Surveillance networks are often not exhaustive nor completely complementary. In such situations, capture-recapture methods can be used for incidence estimation. The choice of estimator and their robustness with respect to the homogeneity and independence assumptions are however not well documented.

No estimator was unbiased in all scenarios. Performance of the parametric estimators depended on how much of the dependency and heterogeneity were correctly modelled. Model building was limited by parameter estimability, availability of additional information (e.g. covariates) and the possibilities inherent to the method. In the most complex scenario, methods that allowed for detection probabilities conditional on previous detections estimated the total population size within a 20-30% error-range. Parametric estimators remained stable if individual data sources lost up to 50% of their data. The investigated non-parametric methods were more susceptible to data loss and their performance was linked to the dependence between samples; overestimating in scenarios with little dependence, underestimating in others.

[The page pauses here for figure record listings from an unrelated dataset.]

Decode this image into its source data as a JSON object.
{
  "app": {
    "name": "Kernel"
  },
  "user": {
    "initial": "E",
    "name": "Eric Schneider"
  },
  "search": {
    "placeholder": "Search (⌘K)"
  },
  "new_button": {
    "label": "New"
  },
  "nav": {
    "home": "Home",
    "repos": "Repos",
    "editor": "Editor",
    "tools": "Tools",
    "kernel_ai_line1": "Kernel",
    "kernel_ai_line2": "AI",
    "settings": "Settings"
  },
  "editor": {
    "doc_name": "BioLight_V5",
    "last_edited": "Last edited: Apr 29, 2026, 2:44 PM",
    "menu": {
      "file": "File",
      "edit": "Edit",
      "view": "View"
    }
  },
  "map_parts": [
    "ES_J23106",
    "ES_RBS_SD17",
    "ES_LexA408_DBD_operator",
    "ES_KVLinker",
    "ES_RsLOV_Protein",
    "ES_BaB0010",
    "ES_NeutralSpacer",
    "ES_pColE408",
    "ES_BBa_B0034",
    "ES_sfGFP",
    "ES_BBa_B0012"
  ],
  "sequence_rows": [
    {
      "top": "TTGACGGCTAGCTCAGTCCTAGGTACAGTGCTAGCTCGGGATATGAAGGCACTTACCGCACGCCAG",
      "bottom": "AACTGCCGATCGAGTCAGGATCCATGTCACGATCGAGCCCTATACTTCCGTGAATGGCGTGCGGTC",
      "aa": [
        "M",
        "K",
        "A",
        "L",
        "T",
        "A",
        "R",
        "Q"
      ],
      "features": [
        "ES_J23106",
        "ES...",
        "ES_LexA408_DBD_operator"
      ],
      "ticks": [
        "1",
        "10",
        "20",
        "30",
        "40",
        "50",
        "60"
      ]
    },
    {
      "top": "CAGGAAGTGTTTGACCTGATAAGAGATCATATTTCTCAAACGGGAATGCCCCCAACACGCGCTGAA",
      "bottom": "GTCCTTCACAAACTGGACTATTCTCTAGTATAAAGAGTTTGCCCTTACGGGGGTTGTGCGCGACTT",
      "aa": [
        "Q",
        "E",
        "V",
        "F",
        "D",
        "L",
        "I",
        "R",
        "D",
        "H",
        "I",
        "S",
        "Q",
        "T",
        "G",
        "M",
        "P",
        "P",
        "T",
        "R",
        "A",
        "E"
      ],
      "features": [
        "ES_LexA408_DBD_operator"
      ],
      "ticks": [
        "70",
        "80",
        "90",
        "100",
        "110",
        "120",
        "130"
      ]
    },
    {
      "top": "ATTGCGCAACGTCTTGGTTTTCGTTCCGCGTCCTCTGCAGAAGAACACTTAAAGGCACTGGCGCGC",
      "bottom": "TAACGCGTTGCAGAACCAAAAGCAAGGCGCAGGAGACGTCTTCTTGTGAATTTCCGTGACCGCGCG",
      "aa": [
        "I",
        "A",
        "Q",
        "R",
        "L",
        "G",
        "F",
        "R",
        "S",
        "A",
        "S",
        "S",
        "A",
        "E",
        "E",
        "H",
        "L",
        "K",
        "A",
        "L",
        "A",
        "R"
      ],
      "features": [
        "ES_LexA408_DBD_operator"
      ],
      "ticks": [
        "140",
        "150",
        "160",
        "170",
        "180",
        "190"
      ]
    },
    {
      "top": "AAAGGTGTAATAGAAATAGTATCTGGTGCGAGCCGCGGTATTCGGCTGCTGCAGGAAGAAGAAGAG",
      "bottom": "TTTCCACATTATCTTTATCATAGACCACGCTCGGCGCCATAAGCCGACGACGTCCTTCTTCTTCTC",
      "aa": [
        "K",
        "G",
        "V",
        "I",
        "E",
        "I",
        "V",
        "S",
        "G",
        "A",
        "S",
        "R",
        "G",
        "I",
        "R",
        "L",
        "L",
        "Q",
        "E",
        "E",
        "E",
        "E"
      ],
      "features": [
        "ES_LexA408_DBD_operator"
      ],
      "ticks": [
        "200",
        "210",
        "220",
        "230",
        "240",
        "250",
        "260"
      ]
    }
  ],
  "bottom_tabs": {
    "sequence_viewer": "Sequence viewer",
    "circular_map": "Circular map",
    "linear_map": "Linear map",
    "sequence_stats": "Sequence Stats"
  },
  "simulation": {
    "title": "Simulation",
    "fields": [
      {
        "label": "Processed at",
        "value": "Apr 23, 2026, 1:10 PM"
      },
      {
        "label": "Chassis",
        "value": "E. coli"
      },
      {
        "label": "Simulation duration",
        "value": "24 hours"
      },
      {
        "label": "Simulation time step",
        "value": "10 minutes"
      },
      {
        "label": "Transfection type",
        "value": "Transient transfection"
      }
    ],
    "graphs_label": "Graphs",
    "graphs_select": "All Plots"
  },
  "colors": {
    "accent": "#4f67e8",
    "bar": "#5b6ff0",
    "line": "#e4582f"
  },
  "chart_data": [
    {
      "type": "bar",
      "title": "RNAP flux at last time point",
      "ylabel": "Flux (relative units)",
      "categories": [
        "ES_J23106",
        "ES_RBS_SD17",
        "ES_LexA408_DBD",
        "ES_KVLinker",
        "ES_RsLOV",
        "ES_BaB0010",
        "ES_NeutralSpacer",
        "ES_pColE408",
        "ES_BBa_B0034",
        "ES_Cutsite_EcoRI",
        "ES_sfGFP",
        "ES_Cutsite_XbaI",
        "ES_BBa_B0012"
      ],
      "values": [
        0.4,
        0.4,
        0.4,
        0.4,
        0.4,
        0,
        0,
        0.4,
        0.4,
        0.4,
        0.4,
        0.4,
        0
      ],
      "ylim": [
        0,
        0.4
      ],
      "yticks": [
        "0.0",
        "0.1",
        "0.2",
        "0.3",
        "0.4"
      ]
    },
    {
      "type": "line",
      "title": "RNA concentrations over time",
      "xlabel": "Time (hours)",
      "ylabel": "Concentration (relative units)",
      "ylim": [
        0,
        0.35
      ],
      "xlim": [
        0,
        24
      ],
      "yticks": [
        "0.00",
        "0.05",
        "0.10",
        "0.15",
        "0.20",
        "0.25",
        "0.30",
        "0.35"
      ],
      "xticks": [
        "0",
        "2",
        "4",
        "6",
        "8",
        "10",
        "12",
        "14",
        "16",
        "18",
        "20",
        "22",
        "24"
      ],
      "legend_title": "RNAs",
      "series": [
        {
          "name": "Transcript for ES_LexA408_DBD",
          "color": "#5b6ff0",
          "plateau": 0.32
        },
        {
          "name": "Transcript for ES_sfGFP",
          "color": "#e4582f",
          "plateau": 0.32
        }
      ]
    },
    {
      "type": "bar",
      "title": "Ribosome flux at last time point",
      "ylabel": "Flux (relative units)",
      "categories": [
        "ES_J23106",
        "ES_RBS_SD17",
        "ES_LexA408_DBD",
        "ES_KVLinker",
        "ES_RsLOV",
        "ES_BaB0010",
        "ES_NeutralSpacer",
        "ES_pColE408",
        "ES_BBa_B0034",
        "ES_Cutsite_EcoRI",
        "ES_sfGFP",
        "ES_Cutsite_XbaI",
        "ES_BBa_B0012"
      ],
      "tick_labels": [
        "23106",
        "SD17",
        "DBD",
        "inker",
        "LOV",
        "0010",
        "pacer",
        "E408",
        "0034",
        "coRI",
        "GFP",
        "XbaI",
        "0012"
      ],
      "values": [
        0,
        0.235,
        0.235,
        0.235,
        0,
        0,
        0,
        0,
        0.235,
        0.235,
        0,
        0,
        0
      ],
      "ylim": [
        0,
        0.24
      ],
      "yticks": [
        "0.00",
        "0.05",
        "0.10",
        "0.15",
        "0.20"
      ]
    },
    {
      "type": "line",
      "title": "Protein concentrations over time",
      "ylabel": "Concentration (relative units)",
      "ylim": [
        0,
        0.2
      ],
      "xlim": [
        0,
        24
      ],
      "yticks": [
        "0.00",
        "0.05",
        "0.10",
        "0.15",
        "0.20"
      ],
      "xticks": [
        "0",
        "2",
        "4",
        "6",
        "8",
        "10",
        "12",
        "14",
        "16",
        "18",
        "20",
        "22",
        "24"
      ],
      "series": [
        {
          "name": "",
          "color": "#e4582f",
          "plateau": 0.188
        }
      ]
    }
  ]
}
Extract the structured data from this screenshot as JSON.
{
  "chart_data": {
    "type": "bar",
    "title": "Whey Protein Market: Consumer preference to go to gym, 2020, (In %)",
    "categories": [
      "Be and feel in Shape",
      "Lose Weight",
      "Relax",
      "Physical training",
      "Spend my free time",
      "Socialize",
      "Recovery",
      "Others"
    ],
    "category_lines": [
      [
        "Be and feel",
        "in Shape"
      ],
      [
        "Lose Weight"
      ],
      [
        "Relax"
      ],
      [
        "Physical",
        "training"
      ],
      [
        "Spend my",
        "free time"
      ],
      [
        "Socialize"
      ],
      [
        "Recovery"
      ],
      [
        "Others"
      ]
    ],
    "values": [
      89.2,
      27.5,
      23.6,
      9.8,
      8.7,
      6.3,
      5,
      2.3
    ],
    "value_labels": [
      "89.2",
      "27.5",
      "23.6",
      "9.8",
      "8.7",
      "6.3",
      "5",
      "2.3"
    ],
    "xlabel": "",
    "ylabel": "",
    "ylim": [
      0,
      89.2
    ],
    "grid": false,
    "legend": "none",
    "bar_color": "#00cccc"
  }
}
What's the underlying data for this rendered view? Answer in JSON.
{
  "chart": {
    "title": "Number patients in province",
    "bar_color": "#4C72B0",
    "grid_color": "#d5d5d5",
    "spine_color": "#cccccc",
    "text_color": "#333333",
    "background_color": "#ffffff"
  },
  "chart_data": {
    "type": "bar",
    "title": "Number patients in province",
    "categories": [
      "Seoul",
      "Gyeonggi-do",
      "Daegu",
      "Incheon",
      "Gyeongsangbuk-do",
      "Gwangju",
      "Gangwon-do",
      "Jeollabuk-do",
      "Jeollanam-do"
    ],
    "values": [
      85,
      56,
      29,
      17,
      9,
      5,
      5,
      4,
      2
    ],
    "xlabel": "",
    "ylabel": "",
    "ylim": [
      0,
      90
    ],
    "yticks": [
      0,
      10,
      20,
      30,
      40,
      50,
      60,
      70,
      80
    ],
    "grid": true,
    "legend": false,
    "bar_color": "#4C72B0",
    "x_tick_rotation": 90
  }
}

Issues with parameter estimability made it impossible to model all suggested relations between samples for the IPD and pertussis datasets. For IPD, the estimates for the Belgian incidence for cases aged 50 years and older ranged from 44 to58/100,000 in 2010. The estimates for pertussis (all ages, Belgium, 2014) ranged from 24.2 to30.8/100,000.

We encourage the use of capture-recapture methods, but epidemiologists should preferably include datasets for which the underlying dependency structure is not too complex, a priori investigate this structure, compensate for it within the model and interpret the results with the remaining unmodelled heterogeneity in mind.

We investigated the performance of five different capture-recapture estimators in a simulation study. Eight different scenarios were used to detect and combine case-information. The scenarios increasingly violated assumptions of independence of samples and homogeneity of detection probabilities. Belgian datasets on invasive pneumococcal disease (IPD) and pertussis provided motivating examples.